In this case, the actual structural logic of your sentence demands a noun, so something like:

 

  Mon trait de caractère principal est l'extraversion.

 

If you want to use an adjective, then you need to add a clause so that the adjective has "somewhere to go" in the sentence, e.g.:

 

  Mon trait de caractère principal est que je suis extravertie.

 

In the second case, you can actually simplify it and just say je danse le flamenco (or "du flamenco" -- I think either would work here). Why? Well, basically because that's how it is -- whether and which preposition is used with a particular verb is largely a matter of habit (just as in other languages). So it's generally advisable to look the verb up in a dictionary to find out what structures are used.

 

As you rightly guessed, you practically always need some article or other ("un", "le", "du"...) before a noun-- you can't just use a "bare" noun as in English, Spanish etc. So in this case you would indeed say "de la bonne cuisine".

 

The second mistake is a little trickier, but has to do with a special property of the preposition "de", that it can't usually apply to more than one noun.
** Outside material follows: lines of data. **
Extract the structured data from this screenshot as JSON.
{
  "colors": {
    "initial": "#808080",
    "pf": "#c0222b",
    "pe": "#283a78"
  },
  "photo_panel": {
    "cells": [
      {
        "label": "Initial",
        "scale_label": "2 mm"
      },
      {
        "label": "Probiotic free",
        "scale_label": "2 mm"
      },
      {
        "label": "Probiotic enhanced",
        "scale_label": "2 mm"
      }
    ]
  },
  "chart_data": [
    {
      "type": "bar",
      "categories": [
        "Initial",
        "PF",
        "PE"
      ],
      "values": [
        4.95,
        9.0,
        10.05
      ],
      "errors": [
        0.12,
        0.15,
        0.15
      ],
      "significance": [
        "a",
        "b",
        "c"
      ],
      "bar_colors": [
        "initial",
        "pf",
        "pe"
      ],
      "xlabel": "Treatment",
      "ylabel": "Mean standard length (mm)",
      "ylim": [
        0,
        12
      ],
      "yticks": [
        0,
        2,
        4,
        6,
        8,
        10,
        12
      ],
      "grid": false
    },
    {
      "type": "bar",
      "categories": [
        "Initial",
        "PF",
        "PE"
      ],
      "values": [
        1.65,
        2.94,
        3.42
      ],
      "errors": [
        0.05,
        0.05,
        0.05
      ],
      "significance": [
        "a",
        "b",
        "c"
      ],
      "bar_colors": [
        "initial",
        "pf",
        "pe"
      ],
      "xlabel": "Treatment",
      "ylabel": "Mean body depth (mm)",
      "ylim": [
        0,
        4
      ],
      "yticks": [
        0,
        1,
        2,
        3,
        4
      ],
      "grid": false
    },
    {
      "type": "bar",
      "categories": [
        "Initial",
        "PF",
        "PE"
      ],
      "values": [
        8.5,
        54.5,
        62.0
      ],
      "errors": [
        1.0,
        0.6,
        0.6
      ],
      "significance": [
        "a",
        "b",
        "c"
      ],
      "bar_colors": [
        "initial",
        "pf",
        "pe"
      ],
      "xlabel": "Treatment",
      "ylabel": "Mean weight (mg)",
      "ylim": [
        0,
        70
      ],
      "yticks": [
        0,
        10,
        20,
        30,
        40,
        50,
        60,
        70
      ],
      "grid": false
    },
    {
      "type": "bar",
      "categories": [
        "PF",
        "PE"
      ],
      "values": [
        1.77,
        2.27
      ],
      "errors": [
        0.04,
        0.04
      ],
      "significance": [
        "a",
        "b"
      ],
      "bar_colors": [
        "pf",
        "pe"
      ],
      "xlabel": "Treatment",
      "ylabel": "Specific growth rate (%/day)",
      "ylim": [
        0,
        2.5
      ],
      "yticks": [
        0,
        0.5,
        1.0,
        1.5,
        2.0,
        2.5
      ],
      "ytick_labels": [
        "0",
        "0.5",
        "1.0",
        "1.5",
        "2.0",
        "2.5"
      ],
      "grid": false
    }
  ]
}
So you need to repeat it and say "...de France ou d'Afrique". As I say, this is a special property of "de". With most other prepositions, you don't need to repeat, e.g. "pour la France et l'Afrique" = "for France and Africa". The prepositions "à" and "en" generally behave like "de" and need repetition, whereas other prepositions generally don't.

 

The last one is also tricky. You've probably learnt that in general, you need to use the article before country names. So you would generally say "La France", "Le Canada", "Le Viêt Nam" etc. BUT, when preceded by "de", it's common to omit the article (as you did with "France" and "Afrique") with a FEMININE country. But with a masculine country, the article is retained, so that you end up with "du Viêt Nam". Again, I can't really offer much of a logical explanation for this-- it's "just the way it is"...!

 

Unfortunately, these are really corner cases that come with practice. It's not clear to me that you have a problem with nouns, adjectives etc in general-- you just need to keep practising these more tricky cases.